Die "Korbstadt" Lichtenfels ist um eine stärkere Erlebbarkeit dieses Titels für Besucher bemüht. Darauf zielen auch gewisse Aktivitäten des ZEF ab. Auf ihrer Homepage ist seit mehreren Jahren schon ein attraktiv gestalteter Hinweis auf das Korbmuseum, das Aushängeschild der Gemeinde Michelau, platziert. Und vom Korbmarkt profitiert die Gemeinde Michelau durchaus: In dieser Zeit im Jahr ist in den dortigen Beherbergungsbetrieben in der Regel kein freies Zimmer mehr zu bekommen.
Die Förderung der in der Region verwurzelten Flechtkultur birgt Chancen, darin waren sich die Gründer des Vereins ZEF 2010 einig. Zu diesen gehörte auch der Michelauer Bürgermeister.
Kraft durch Vernetzung
Bernd Sauer von der Handwerkskammer für Oberfranken erläuterte damals, weder Korbmuseum noch Fachschule oder Innovationszentrum hätten eine Marketingabteilung. Deshalb bedürfe es des Vereins ZEF als Dachorganisation, um die Kompetenzen öffentlich zu machen und zu vermarkten. Auch Fördermittel sollten so besser nutzbar werden. Ein weiteres "geborenes" Mitglied war und ist das Innovationszentrum Lichtenfels. Der Vorsitzende dessen Trägervereins, Professor Auwi Stübbe, betonte bei der ZEF-Gründung vor sechs Jahren: "In der Vernetzung liegt die Kraft heutzutage."
Der Austritt eines Partners schmälert diese Kraft. Gleichwohl hat Bürgermeister Helmut Fischer Recht mit der Feststellung, dass seitens des IZL seit Jahren keine Hauptversammlung stattgefunden hat. Dies räumte Vorsitzender Stübbe auf Nachfrage ein. Das von der Redaktion am Donnerstag erbetene Statement dazu blieb bislang aus. Fakt ist, dass im Dezember 2012 die letzte Mitgliederversammlung war. Damals erfolgte eine Neuformulierung der Satzung. Zustimmung dazu gab es auch vom Michelauer Bürgermeister. Davon, dass das Innovationszentrum - wie einst angedacht - das Flechthandwerk fördern soll, war darin keine Rede.
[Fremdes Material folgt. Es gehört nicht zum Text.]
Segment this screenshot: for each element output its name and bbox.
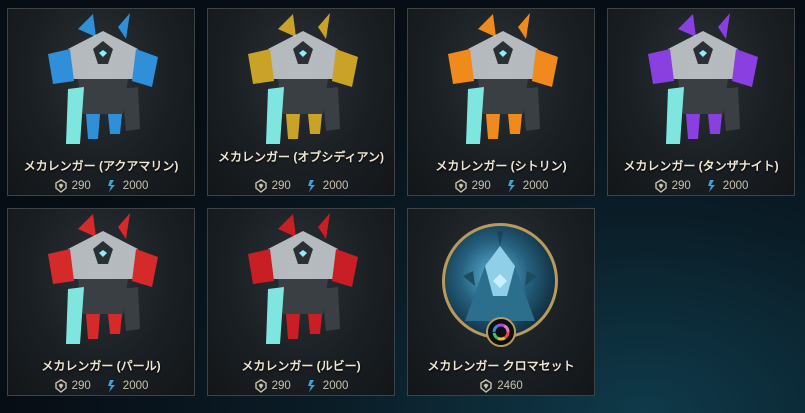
- rp-price: 290: [254, 179, 291, 193]
- essence-value: 2000: [322, 180, 349, 192]
- essence-price: 2000: [305, 179, 349, 193]
- chroma-card-title: メカレンガー (パール): [41, 359, 161, 373]
- chroma-card-title: メカレンガー (アクアマリン): [23, 159, 179, 173]
- chroma-card-prices: 290 2000: [208, 379, 394, 393]
- blue-essence-icon: [307, 380, 315, 392]
- bundle-rp-value: 2460: [497, 380, 523, 392]
- chroma-card-prices: 290 2000: [608, 179, 794, 193]
- chroma-card-prices: 290 2000: [8, 379, 194, 393]
- chroma-card-prices: 290 2000: [408, 179, 594, 193]
- essence-price: 2000: [105, 379, 149, 393]
- blue-essence-icon: [707, 180, 715, 192]
- chroma-card-title: メカレンガー (タンザナイト): [623, 159, 779, 173]
- chroma-card[interactable]: メカレンガー (パール) 290 2000: [7, 208, 195, 396]
- mecha-robot-art: [48, 13, 158, 144]
- essence-value: 2000: [522, 180, 549, 192]
- essence-price: 2000: [305, 379, 349, 393]
- essence-value: 2000: [122, 180, 149, 192]
- chroma-bundle-card[interactable]: メカレンガー クロマセット 2460: [407, 208, 595, 396]
- chroma-card-title: メカレンガー (シトリン): [435, 159, 567, 173]
- blue-essence-icon: [107, 380, 115, 392]
- essence-price: 2000: [705, 179, 749, 193]
- essence-price: 2000: [505, 179, 549, 193]
- chroma-card[interactable]: メカレンガー (アクアマリン) 290 2000: [7, 8, 195, 196]
- mecha-robot-art: [448, 13, 558, 144]
- chroma-card[interactable]: メカレンガー (タンザナイト) 290 2000: [607, 8, 795, 196]
- essence-price: 2000: [105, 179, 149, 193]
- essence-value: 2000: [122, 380, 149, 392]
- rp-value: 290: [71, 380, 91, 392]
- chroma-card-title: メカレンガー (オブシディアン): [217, 150, 384, 164]
- chroma-wheel-icon: [486, 317, 516, 347]
- mecha-robot-art: [248, 213, 358, 344]
- blue-essence-icon: [507, 180, 515, 192]
- rp-value: 290: [71, 180, 91, 192]
- blue-essence-icon: [107, 180, 115, 192]
- rp-price: 290: [654, 179, 691, 193]
- essence-value: 2000: [322, 380, 349, 392]
- rp-price: 290: [454, 179, 491, 193]
- rp-icon: [254, 179, 267, 193]
- rp-icon: [654, 179, 667, 193]
- bundle-rp-price: 2460: [479, 379, 523, 393]
- rp-price: 290: [254, 379, 291, 393]
- rp-value: 290: [671, 180, 691, 192]
- mecha-robot-art: [248, 13, 358, 144]
- chroma-card[interactable]: メカレンガー (ルビー) 290 2000: [207, 208, 395, 396]
- blue-essence-icon: [307, 180, 315, 192]
- rp-icon: [54, 179, 67, 193]
- mecha-robot-art: [648, 13, 758, 144]
- chroma-card[interactable]: メカレンガー (シトリン) 290 2000: [407, 8, 595, 196]
- rp-icon: [480, 379, 492, 393]
- rp-icon: [454, 179, 467, 193]
- essence-value: 2000: [722, 180, 749, 192]
- rp-value: 290: [271, 180, 291, 192]
- rp-price: 290: [54, 179, 91, 193]
- chroma-card[interactable]: メカレンガー (オブシディアン) 290 2000: [207, 8, 395, 196]
- mecha-robot-art: [48, 213, 158, 344]
- rp-icon: [54, 379, 67, 393]
- rp-price: 290: [54, 379, 91, 393]
- rp-value: 290: [271, 380, 291, 392]
- rp-icon: [254, 379, 267, 393]
- chroma-card-prices: 290 2000: [208, 179, 394, 193]
- chroma-card-title: メカレンガー (ルビー): [241, 359, 361, 373]
- chroma-store-grid: メカレンガー (アクアマリン) 290 2000 メカレンガー (オブシディアン…: [0, 0, 805, 413]
- bundle-prices: 2460: [408, 379, 594, 393]
- rp-value: 290: [471, 180, 491, 192]
- chroma-card-prices: 290 2000: [8, 179, 194, 193]
- bundle-title: メカレンガー クロマセット: [427, 359, 575, 373]
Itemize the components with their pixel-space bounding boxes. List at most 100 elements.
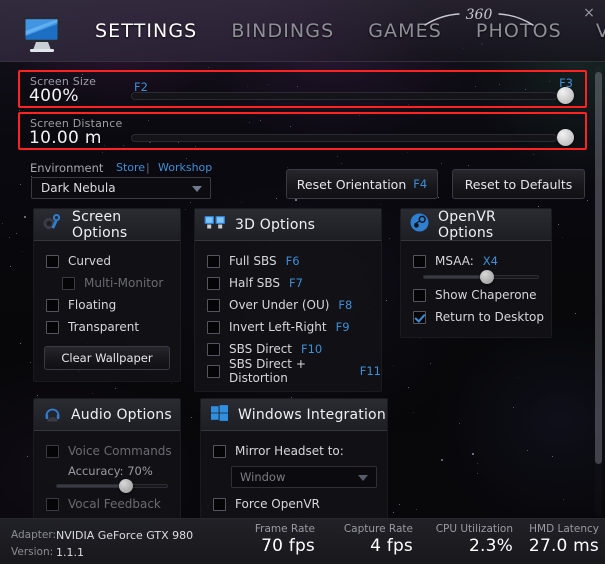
reset-defaults-label: Reset to Defaults	[465, 177, 573, 192]
panel-screen-options-title: Screen Options	[72, 209, 180, 241]
panel-audio-options: Audio Options Voice Commands Accuracy: 7…	[33, 398, 181, 520]
panel-openvr-options-title: OpenVR Options	[438, 209, 551, 241]
screen-size-slider-handle[interactable]	[557, 87, 574, 104]
reset-orientation-button[interactable]: Reset Orientation F4	[286, 169, 438, 199]
force-openvr-label: Force OpenVR	[235, 497, 320, 511]
panel-screen-options-header: Screen Options	[34, 209, 180, 241]
clear-wallpaper-button[interactable]: Clear Wallpaper	[44, 346, 170, 370]
panel-3d-options-title: 3D Options	[235, 217, 315, 233]
return-to-desktop-label: Return to Desktop	[435, 310, 544, 324]
status-bar: Adapter: NVIDIA GeForce GTX 980 Version:…	[0, 518, 605, 564]
mirror-target-select[interactable]: Window	[231, 466, 377, 488]
checkbox-row-multi-monitor: Multi-Monitor	[34, 272, 180, 294]
checkbox-row-floating[interactable]: Floating	[34, 294, 180, 316]
environment-link-separator: |	[146, 161, 150, 174]
sbs-direct-fkey: F10	[301, 342, 322, 356]
checkbox-row-over-under[interactable]: Over Under (OU) F8	[195, 294, 381, 316]
vertical-scrollbar[interactable]	[595, 66, 602, 516]
checkbox-row-curved[interactable]: Curved	[34, 250, 180, 272]
nav-item-bindings[interactable]: BINDINGS	[214, 0, 351, 62]
curved-label: Curved	[68, 254, 111, 268]
over-under-fkey: F8	[338, 298, 352, 312]
transparent-label: Transparent	[68, 320, 139, 334]
return-to-desktop-checkbox[interactable]	[413, 311, 426, 324]
half-sbs-checkbox[interactable]	[207, 277, 220, 290]
over-under-checkbox[interactable]	[207, 299, 220, 312]
accuracy-slider-track[interactable]	[56, 484, 168, 488]
screen-distance-slider-handle[interactable]	[557, 129, 574, 146]
sbs-direct-label: SBS Direct	[229, 342, 292, 356]
panel-windows-integration: Windows Integration Mirror Headset to: W…	[200, 398, 388, 520]
panel-3d-options-body: Full SBS F6 Half SBS F7 Over Under (OU) …	[195, 241, 381, 391]
voice-commands-checkbox	[46, 445, 59, 458]
capture-rate-key: Capture Rate	[344, 523, 413, 535]
msaa-label: MSAA:	[435, 254, 474, 268]
checkbox-row-sbs-direct-distortion[interactable]: SBS Direct + Distortion F11	[195, 360, 381, 382]
vocal-feedback-label: Vocal Feedback	[68, 497, 161, 511]
checkbox-row-transparent[interactable]: Transparent	[34, 316, 180, 338]
version-value: 1.1.1	[56, 546, 84, 559]
nav-item-settings[interactable]: SETTINGS	[78, 0, 214, 62]
screen-distance-slider-track[interactable]	[131, 134, 557, 142]
nav-item-games[interactable]: GAMES	[351, 0, 459, 62]
checkbox-row-show-chaperone[interactable]: Show Chaperone	[401, 284, 551, 306]
checkbox-row-invert-left-right[interactable]: Invert Left-Right F9	[195, 316, 381, 338]
metric-hmd-latency: HMD Latency 27.0 ms	[529, 523, 599, 556]
accuracy-slider-handle[interactable]	[119, 479, 133, 493]
invert-left-right-fkey: F9	[336, 320, 350, 334]
msaa-slider-track[interactable]	[423, 275, 539, 279]
show-chaperone-checkbox[interactable]	[413, 289, 426, 302]
nav-item-photos[interactable]: PHOTOS	[459, 0, 579, 62]
checkbox-row-force-openvr[interactable]: Force OpenVR	[201, 493, 387, 515]
invert-left-right-checkbox[interactable]	[207, 321, 220, 334]
floating-checkbox[interactable]	[46, 299, 59, 312]
reset-orientation-label: Reset Orientation	[297, 177, 406, 192]
msaa-slider-handle[interactable]	[480, 270, 494, 284]
screen-size-row[interactable]: Screen Size 400% F2 F3	[18, 70, 587, 108]
mirror-headset-checkbox[interactable]	[213, 445, 226, 458]
checkbox-row-return-to-desktop[interactable]: Return to Desktop	[401, 306, 551, 328]
panel-audio-options-header: Audio Options	[34, 399, 180, 431]
accuracy-label: Accuracy:	[68, 464, 124, 478]
show-chaperone-label: Show Chaperone	[435, 288, 537, 302]
panel-openvr-options: OpenVR Options MSAA: X4 Show Chaperone R…	[400, 208, 552, 338]
curved-checkbox[interactable]	[46, 255, 59, 268]
panel-screen-options-body: Curved Multi-Monitor Floating Transparen…	[34, 241, 180, 381]
screen-size-value: 400%	[29, 86, 79, 106]
close-icon[interactable]: ×	[580, 4, 598, 22]
accuracy-slider-fill	[57, 485, 126, 487]
reset-orientation-fkey: F4	[413, 177, 427, 191]
checkbox-row-half-sbs[interactable]: Half SBS F7	[195, 272, 381, 294]
transparent-checkbox[interactable]	[46, 321, 59, 334]
multi-monitor-label: Multi-Monitor	[84, 276, 163, 290]
panel-openvr-options-body: MSAA: X4 Show Chaperone Return to Deskto…	[401, 241, 551, 337]
environment-workshop-link[interactable]: Workshop	[158, 161, 212, 174]
half-sbs-label: Half SBS	[229, 276, 280, 290]
scrollbar-thumb[interactable]	[595, 72, 602, 464]
full-sbs-checkbox[interactable]	[207, 255, 220, 268]
capture-rate-value: 4 fps	[344, 536, 413, 556]
main-nav[interactable]: SETTINGS BINDINGS GAMES PHOTOS VIDEOS	[78, 0, 605, 62]
clear-wallpaper-label: Clear Wallpaper	[61, 351, 152, 365]
checkbox-row-msaa[interactable]: MSAA: X4	[401, 250, 551, 272]
msaa-checkbox[interactable]	[413, 255, 426, 268]
panel-screen-options: Screen Options Curved Multi-Monitor Floa…	[33, 208, 181, 382]
environment-store-link[interactable]: Store	[116, 161, 145, 174]
invert-left-right-label: Invert Left-Right	[229, 320, 327, 334]
environment-select[interactable]: Dark Nebula	[31, 177, 211, 199]
checkbox-row-mirror-headset[interactable]: Mirror Headset to:	[201, 440, 387, 462]
checkbox-row-full-sbs[interactable]: Full SBS F6	[195, 250, 381, 272]
panel-windows-integration-body: Mirror Headset to: Window Force OpenVR A…	[201, 431, 387, 520]
screen-size-slider-track[interactable]	[131, 92, 557, 100]
screen-distance-value: 10.00 m	[29, 128, 102, 148]
reset-defaults-button[interactable]: Reset to Defaults	[452, 169, 585, 199]
sbs-direct-distortion-checkbox[interactable]	[207, 365, 220, 378]
screen-distance-row[interactable]: Screen Distance 10.00 m	[18, 112, 587, 150]
msaa-value: X4	[483, 254, 498, 268]
accuracy-row: Accuracy: 70%	[34, 462, 180, 481]
hmd-latency-value: 27.0 ms	[529, 536, 599, 556]
force-openvr-checkbox[interactable]	[213, 498, 226, 511]
vocal-feedback-checkbox	[46, 498, 59, 511]
frame-rate-key: Frame Rate	[255, 523, 315, 535]
sbs-direct-checkbox[interactable]	[207, 343, 220, 356]
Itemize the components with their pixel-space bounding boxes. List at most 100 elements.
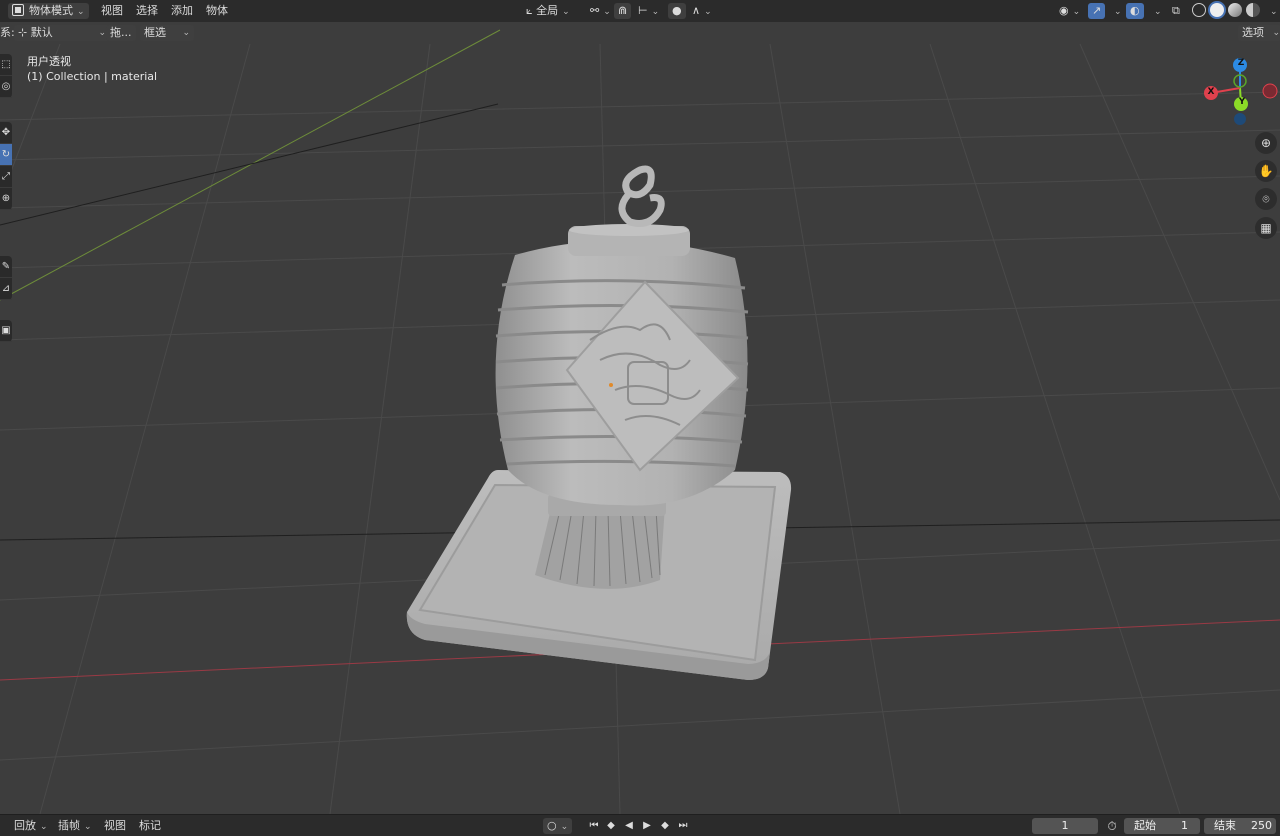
menu-view[interactable]: 视图	[97, 3, 127, 19]
chevron-down-icon: ⌄	[1154, 7, 1162, 17]
rotate-tool-icon[interactable]: ↻	[0, 144, 12, 166]
viewport-scene	[0, 29, 1280, 815]
start-value: 1	[1181, 819, 1188, 832]
options-label: 选项	[1242, 26, 1264, 39]
keying-menu[interactable]: 插帧 ⌄	[54, 818, 96, 834]
falloff-curve-icon: ∧	[692, 4, 701, 17]
object-mode-icon	[12, 4, 24, 16]
prev-keyframe-icon[interactable]: ◆	[604, 819, 618, 833]
menu-object[interactable]: 物体	[202, 3, 232, 19]
pan-hand-icon[interactable]: ✋	[1255, 160, 1277, 182]
snap-increment-icon: ⊢	[638, 4, 648, 17]
overlays-icon: ◐	[1130, 4, 1140, 17]
wireframe-shading-icon[interactable]	[1192, 3, 1206, 17]
transform-label: 全局	[536, 4, 559, 17]
current-frame-field[interactable]: 1	[1032, 818, 1098, 834]
chevron-down-icon: ⌄	[1270, 7, 1278, 17]
shading-modes	[1190, 3, 1262, 19]
scale-tool-icon[interactable]: ⤢	[0, 166, 12, 188]
gizmo-icon: ↗	[1092, 4, 1102, 17]
gizmo-toggle[interactable]: ↗	[1088, 3, 1106, 19]
mode-selector[interactable]: 物体模式 ⌄	[8, 3, 89, 19]
chevron-down-icon: ⌄	[704, 7, 712, 17]
marker-menu[interactable]: 标记	[135, 818, 165, 834]
toolbox-group-transform: ✥ ↻ ⤢ ⊕	[0, 122, 12, 210]
y-axis-label: Y	[1238, 97, 1246, 107]
pivot-icon: ⚯	[590, 4, 600, 17]
chevron-down-icon: ⌄	[651, 7, 660, 17]
end-frame-field[interactable]: 结束 250	[1204, 818, 1276, 834]
play-reverse-icon[interactable]: ◀	[622, 819, 636, 833]
view-name: 用户透视	[27, 55, 71, 68]
chevron-down-icon: ⌄	[98, 28, 106, 38]
move-tool-icon[interactable]: ✥	[0, 122, 12, 144]
chevron-down-icon: ⌄	[1272, 28, 1280, 38]
chevron-down-icon: ⌄	[1114, 7, 1122, 17]
x-axis-label: X	[1207, 87, 1215, 97]
xray-toggle[interactable]: ⧉	[1168, 3, 1184, 19]
camera-view-icon[interactable]: ⌾	[1255, 188, 1277, 210]
auto-keying-toggle[interactable]: ○ ⌄	[543, 818, 573, 834]
transform-orientation-dropdown[interactable]: ⟀ 全局 ⌄	[522, 3, 574, 19]
measure-tool-icon[interactable]: ⊿	[0, 278, 12, 300]
solid-shading-icon[interactable]	[1210, 3, 1224, 17]
jump-start-icon[interactable]: ⏮	[587, 819, 601, 833]
orientation-prefix: 系:	[0, 26, 15, 39]
neg-x-axis-icon	[1262, 83, 1278, 99]
record-icon: ○	[547, 819, 557, 832]
overlays-toggle[interactable]: ◐	[1126, 3, 1144, 19]
end-label: 结束	[1214, 819, 1236, 832]
material-shading-icon[interactable]	[1228, 3, 1242, 17]
select-mode-dropdown[interactable]: 框选 ⌄	[140, 25, 194, 41]
select-mode-label: 框选	[144, 26, 166, 39]
playback-label: 回放	[14, 819, 36, 832]
ortho-grid-icon[interactable]: ▦	[1255, 217, 1277, 239]
visibility-dropdown[interactable]: ◉ ⌄	[1055, 3, 1084, 19]
add-cube-tool-icon[interactable]: ▣	[0, 320, 12, 342]
overlays-dropdown[interactable]: ⌄	[1146, 3, 1166, 19]
tool-settings-bar: 系: ⊹ 默认 ⌄ 拖... 框选 ⌄ 选项 ⌄	[0, 22, 1280, 44]
chevron-down-icon: ⌄	[182, 28, 190, 38]
snap-target-dropdown[interactable]: ⊢ ⌄	[634, 3, 663, 19]
playback-menu[interactable]: 回放 ⌄	[10, 818, 52, 834]
menu-select[interactable]: 选择	[132, 3, 162, 19]
z-axis-label: Z	[1237, 58, 1245, 68]
snap-toggle[interactable]: ⋒	[614, 3, 632, 19]
jump-end-icon[interactable]: ⏭	[676, 819, 690, 833]
options-dropdown[interactable]: 选项 ⌄	[1238, 25, 1280, 41]
transform-tool-icon[interactable]: ⊕	[0, 188, 12, 210]
menu-add[interactable]: 添加	[167, 3, 197, 19]
proportional-edit-icon: ●	[672, 4, 682, 17]
next-keyframe-icon[interactable]: ◆	[658, 819, 672, 833]
mode-label: 物体模式	[29, 4, 73, 17]
timeline-view-menu[interactable]: 视图	[100, 818, 130, 834]
play-icon[interactable]: ▶	[640, 819, 654, 833]
orientation-axes-icon: ⟀	[526, 4, 533, 17]
drag-dropdown[interactable]: 拖...	[106, 25, 136, 41]
select-box-tool-icon[interactable]: ⬚	[0, 54, 12, 76]
proportional-edit-toggle[interactable]: ●	[668, 3, 686, 19]
chevron-down-icon: ⌄	[77, 7, 85, 17]
start-frame-field[interactable]: 起始 1	[1124, 818, 1200, 834]
chevron-down-icon: ⌄	[84, 822, 92, 832]
orientation-gizmo-icon: ⊹	[18, 26, 28, 39]
chevron-down-icon: ⌄	[560, 822, 569, 832]
magnet-icon: ⋒	[618, 4, 628, 17]
3d-viewport[interactable]: 用户透视 (1) Collection | material ⬚ ◎ ✥ ↻ ⤢…	[0, 0, 1280, 815]
neg-z-axis-icon	[1234, 113, 1246, 125]
toolbox-group-annotate: ✎ ⊿	[0, 256, 12, 300]
orientation-dropdown[interactable]: ⊹ 默认 ⌄	[14, 25, 110, 41]
pivot-point-dropdown[interactable]: ⚯ ⌄	[586, 3, 615, 19]
gizmo-dropdown[interactable]: ⌄	[1106, 3, 1126, 19]
shading-dropdown[interactable]: ⌄	[1262, 3, 1280, 19]
toolbox-group-select: ⬚ ◎	[0, 54, 12, 98]
collection-info: (1) Collection | material	[27, 70, 158, 83]
chevron-down-icon: ⌄	[562, 7, 570, 17]
start-label: 起始	[1134, 819, 1156, 832]
stopwatch-icon[interactable]: ⏱	[1105, 819, 1119, 833]
rendered-shading-icon[interactable]	[1246, 3, 1260, 17]
zoom-icon[interactable]: ⊕	[1255, 132, 1277, 154]
cursor-tool-icon[interactable]: ◎	[0, 76, 12, 98]
annotate-tool-icon[interactable]: ✎	[0, 256, 12, 278]
falloff-dropdown[interactable]: ∧ ⌄	[688, 3, 716, 19]
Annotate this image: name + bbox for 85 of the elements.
Der Name war bereits fünf Jahre vorher entsprechend verändert worden, als für die Einrichtung in Lichtenfels eine Neuausrichtung beschlossen wurde (siehe Info-Kasten). Ihr Zweck liegt nunmehr in der Förderung und Forschung sowie Aus- und Weiterbildung in den Bereichen Gestaltung und Design, Innenarchitektur und artverwandter Bereiche, ausdrücklich in Zusammenarbeit mit Hoch- und Fachschulen. Das Innovationszentrum Lichtenfels widmete sich seither den Themen Leichtbau, Oberflächengestaltung und auch neuen Produkt- und Werkstoff-Entwicklungen für den Bereich Geflecht. Mit solchen präsentierte es sich in den letzten Jahren immer wieder auf der Kölner Möbelmesse und zeigt auf seiner Homepage interessante Bilder. Dennoch muss es sich der Kritik stellen, dass der Öffentlichkeit nicht wirklich klar ist, was in dem markanten Gebäude am Bgm.-Dr.-Hauptmann-Ring eigentlich passiert. Wenn entgegen der eigenen Satzung die jährliche Mitgliederversammlung unterbleibt - und das drei Jahre hintereinander - verstärkt dies den Eindruck mangelnder Transparenz.
Das Signal aus Michelau provoziert nun die Frage, wie es um ein gemeinsames Interesse daran bestellt ist, das Thema Flechterei für die Region in Wert zu setzen.